For working adults wondering if they should go back to school for a degree - or to upgrade their bachelor's degree to a master's - affordability is, today, more important than ever. "How can I afford it?" is often the first question students ask before they enroll.
But perhaps a better question would be "how can I afford to live without a college degree?" According to the U.S. Bureau of Labor Statistics, median weekly earnings go up and unemployment rates go down for each level of higher education achieved. Americans with a bachelor's degree earn, on average, $400 more a week than those with only a high school diploma, and are also less likely to be unemployed.
"Yes, pursuing a degree costs money. However, prospective students should be aware of cost-saving avenues they can pursue to keep their expenses down," says Clare Levison, a CPA and author of the book "Frugal Isn't Cheap." "In addition to saving money for a college degree, professionals should look for avenues that help them reduce the overall cost of education as well."
Here are tips Levison says will help keep college costs down and make a degree program a worthwhile endeavor:
* Look everywhere for support - Grants, scholarships and even employers' tuition benefits are options everyone should investigate before enrolling in a degree program. Contact the college you're interested in attending to ask about these options. If you are employed, ask your Human Resources department if the company offers an education benefit.
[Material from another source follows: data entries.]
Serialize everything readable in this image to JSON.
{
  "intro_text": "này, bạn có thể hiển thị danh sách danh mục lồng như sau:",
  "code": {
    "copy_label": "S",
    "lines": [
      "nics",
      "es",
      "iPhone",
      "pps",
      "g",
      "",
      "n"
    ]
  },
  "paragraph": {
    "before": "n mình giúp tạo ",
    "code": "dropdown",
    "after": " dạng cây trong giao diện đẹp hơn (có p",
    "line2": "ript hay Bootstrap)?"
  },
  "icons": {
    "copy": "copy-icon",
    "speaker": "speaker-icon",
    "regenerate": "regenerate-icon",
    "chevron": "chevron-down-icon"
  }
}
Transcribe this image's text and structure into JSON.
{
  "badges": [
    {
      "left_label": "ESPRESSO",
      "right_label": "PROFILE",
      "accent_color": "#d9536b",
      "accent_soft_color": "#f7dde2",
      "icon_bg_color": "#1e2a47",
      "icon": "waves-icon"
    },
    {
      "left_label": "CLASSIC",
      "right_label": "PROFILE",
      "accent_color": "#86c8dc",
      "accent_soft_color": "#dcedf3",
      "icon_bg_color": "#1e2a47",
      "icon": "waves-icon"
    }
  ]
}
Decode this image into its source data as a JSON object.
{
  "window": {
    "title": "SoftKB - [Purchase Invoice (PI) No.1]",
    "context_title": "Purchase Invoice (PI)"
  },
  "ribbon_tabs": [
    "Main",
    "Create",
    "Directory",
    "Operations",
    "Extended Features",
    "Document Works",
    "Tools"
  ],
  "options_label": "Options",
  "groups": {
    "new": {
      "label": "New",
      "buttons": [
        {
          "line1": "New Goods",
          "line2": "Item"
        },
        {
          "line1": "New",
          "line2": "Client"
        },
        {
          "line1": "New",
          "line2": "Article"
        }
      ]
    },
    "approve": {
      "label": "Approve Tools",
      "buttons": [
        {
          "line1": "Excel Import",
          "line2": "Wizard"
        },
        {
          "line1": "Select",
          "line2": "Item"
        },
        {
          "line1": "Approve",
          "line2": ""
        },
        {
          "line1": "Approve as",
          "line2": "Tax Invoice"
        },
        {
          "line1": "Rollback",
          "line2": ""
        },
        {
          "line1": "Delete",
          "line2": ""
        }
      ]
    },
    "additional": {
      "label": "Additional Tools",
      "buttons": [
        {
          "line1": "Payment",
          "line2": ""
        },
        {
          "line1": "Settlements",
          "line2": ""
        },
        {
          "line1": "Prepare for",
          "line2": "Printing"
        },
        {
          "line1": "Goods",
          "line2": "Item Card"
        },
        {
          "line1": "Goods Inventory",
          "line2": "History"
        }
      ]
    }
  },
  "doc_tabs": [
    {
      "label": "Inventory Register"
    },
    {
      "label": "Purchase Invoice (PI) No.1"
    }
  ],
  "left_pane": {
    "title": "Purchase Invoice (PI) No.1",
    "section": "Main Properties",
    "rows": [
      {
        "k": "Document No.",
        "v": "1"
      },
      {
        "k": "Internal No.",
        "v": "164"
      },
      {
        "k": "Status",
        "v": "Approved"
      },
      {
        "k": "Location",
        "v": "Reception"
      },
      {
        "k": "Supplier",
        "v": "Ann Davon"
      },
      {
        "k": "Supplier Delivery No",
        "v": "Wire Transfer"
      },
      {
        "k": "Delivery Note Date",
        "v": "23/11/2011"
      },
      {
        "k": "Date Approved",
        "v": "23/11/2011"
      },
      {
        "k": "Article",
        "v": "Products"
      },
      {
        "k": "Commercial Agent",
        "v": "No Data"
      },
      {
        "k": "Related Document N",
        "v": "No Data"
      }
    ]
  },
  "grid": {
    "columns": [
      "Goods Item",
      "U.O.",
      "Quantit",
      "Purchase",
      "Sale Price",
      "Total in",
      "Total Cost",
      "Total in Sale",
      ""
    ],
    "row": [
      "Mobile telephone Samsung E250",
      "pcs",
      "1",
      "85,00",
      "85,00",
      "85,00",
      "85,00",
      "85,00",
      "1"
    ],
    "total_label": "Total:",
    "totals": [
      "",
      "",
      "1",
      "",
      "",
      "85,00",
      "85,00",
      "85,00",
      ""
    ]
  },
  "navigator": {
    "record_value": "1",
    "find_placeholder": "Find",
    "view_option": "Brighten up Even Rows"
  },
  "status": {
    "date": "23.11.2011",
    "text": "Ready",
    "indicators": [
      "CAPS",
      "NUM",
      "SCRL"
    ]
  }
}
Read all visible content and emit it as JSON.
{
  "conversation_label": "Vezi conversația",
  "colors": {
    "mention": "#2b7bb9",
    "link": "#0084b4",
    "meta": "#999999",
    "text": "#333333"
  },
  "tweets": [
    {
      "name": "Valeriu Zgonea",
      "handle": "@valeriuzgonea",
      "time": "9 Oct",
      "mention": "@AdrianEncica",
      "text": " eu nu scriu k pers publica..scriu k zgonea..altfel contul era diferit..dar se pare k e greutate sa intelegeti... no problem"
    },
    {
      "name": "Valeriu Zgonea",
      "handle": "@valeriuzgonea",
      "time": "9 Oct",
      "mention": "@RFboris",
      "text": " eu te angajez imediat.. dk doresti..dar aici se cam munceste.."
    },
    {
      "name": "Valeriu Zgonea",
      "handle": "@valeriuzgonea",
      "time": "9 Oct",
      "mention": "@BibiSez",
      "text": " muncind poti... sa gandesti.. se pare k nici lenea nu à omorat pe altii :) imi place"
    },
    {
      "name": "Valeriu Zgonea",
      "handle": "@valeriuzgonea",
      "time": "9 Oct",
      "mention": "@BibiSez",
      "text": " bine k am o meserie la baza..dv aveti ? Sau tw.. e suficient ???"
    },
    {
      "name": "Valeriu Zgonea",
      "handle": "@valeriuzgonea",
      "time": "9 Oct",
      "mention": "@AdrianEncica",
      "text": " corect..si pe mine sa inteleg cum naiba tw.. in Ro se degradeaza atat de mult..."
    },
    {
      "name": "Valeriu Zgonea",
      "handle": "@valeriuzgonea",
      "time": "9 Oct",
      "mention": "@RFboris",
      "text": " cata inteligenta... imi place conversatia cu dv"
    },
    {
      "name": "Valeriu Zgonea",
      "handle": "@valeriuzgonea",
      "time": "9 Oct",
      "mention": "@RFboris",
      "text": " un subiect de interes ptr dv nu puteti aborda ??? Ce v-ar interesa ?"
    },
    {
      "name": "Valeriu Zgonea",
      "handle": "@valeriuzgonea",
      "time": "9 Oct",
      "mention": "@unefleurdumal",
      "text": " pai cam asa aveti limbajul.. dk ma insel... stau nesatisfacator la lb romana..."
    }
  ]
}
* Research loan options - Many students will need to take out loans, but must ask careful questions about how loan debt can affect them before enrolling in a program. Find out the repayment terms; the interest rate; the anticipated monthly payments you'll need to make once you've earned your degree; if the loan interest or tuition expense can be used as a tax deduction; and ask if an automated payment system is available.
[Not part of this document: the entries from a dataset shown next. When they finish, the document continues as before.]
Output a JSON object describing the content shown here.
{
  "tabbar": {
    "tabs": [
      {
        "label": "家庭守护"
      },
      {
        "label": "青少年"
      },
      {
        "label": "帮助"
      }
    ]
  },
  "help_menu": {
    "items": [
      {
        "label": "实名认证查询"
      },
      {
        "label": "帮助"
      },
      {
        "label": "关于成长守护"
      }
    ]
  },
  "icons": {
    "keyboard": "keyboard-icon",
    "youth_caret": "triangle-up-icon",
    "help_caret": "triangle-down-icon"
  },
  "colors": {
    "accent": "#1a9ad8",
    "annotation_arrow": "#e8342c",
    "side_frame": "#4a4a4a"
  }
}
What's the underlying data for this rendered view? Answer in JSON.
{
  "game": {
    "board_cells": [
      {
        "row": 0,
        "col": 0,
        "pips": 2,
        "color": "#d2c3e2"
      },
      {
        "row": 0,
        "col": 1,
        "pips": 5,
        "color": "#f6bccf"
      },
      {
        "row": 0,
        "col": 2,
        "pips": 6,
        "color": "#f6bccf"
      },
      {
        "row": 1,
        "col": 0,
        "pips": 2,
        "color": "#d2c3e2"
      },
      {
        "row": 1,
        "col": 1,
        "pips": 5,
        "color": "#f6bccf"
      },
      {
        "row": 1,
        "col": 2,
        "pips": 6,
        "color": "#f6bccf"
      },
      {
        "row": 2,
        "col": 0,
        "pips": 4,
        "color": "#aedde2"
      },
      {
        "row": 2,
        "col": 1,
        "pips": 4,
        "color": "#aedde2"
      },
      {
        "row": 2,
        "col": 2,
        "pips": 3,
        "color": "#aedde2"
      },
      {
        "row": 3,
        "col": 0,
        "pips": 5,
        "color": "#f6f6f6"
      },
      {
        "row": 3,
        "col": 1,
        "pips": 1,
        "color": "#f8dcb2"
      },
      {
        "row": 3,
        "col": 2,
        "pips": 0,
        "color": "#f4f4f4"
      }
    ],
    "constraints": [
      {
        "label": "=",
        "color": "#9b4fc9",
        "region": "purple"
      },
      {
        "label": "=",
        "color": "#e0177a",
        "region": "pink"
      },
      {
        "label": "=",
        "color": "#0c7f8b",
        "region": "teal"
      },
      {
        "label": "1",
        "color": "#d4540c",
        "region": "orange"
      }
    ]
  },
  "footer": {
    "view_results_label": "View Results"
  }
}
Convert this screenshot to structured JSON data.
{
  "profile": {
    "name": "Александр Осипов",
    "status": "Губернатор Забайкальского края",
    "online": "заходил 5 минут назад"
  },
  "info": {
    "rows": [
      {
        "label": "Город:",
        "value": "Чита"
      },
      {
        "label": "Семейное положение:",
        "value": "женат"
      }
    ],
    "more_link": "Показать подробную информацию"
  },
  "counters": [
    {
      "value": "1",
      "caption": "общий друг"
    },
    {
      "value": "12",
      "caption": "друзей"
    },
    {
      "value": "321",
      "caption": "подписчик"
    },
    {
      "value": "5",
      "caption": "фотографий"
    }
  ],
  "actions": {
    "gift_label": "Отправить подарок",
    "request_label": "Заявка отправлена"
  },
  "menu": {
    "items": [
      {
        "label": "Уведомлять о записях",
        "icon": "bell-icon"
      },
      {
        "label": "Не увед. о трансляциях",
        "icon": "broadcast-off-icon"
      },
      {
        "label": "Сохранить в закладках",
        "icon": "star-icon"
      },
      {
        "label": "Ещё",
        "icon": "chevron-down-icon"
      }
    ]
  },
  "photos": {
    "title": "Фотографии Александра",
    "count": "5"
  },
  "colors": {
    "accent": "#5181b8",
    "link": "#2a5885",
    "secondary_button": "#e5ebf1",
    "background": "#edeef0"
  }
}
You may discover that-certain organizations-will offer help with student loans. This option may appeal to you if-you're interested in providing services-in exchange for student loan benefits, or in a work-study program.
*Try out a school before investing fully - Ask yourself: "Will I like the school I picked?" Western International University (West) lets students test drive its online education program by taking the first two, 3-credit required courses for just $200 each. If you determine you're not ready for the time commitment, or you are not sure about online education, you've only made a minimal investment and the credits you earn may be accepted for transfer by other colleges or universities. If everything is a perfect fit, you've also saved some overall tuition cost and the credits apply to your West program of choice.
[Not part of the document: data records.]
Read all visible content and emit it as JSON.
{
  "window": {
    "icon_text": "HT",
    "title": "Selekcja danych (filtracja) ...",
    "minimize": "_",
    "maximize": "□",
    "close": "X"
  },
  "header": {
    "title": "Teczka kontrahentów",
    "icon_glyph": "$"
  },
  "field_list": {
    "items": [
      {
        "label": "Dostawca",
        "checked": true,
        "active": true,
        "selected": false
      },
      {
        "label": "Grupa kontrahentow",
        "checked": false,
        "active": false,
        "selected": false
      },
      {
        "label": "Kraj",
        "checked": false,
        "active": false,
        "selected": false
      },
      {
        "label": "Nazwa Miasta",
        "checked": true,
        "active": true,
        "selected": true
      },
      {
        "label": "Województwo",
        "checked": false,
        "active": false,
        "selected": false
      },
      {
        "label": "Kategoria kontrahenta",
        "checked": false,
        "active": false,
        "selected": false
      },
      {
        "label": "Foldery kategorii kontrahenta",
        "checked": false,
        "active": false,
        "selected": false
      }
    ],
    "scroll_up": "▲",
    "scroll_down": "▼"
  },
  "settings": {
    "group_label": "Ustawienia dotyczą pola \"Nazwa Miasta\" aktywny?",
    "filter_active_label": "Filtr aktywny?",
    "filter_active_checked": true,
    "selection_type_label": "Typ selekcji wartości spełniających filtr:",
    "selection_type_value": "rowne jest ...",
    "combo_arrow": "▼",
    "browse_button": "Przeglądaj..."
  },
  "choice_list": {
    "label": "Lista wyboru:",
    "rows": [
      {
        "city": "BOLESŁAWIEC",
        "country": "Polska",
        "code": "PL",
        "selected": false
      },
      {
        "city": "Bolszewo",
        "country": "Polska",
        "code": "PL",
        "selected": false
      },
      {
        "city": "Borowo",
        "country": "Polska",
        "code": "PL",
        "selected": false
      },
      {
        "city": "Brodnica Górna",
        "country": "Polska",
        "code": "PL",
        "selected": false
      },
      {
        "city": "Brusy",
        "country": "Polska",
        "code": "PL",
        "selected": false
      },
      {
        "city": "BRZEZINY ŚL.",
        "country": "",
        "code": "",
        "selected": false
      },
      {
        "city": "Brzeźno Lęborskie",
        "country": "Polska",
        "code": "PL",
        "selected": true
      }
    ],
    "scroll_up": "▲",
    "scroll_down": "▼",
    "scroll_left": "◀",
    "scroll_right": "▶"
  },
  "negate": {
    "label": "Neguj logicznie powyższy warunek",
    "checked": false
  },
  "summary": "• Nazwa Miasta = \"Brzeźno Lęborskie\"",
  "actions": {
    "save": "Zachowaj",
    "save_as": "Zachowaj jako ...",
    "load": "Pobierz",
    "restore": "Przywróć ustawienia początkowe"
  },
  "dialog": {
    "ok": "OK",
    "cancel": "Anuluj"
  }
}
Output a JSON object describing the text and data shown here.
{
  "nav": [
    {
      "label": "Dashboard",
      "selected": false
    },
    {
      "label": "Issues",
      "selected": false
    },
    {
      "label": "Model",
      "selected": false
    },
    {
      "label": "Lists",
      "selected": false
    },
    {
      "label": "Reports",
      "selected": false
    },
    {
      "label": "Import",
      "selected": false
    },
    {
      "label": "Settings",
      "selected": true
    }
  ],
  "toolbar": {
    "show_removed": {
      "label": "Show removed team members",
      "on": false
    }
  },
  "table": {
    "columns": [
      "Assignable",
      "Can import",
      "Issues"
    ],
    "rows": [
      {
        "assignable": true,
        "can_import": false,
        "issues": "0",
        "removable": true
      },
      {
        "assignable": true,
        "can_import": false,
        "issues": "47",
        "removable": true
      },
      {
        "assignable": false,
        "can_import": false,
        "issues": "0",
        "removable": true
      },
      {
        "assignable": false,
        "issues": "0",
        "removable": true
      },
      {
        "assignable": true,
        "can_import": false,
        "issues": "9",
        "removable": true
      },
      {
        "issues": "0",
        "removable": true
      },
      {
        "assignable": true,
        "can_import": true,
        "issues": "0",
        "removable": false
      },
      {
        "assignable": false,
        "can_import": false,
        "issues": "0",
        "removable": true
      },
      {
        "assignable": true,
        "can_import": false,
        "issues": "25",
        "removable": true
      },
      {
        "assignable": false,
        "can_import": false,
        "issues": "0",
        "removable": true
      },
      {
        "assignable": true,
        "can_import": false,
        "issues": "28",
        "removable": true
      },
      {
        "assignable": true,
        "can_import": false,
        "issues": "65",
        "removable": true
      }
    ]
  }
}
* Keep earning money while enrolled - Online degree programs like the ones offered by Western International University provide students with flexibility. You have the opportunity to continue working if already employed, or start a job and complete coursework around the clock.
Once a college degree is earned, you may be better able to achieve your professional goals, and will have, according to U.S. labor trends, the potential to earn more over your lifetime.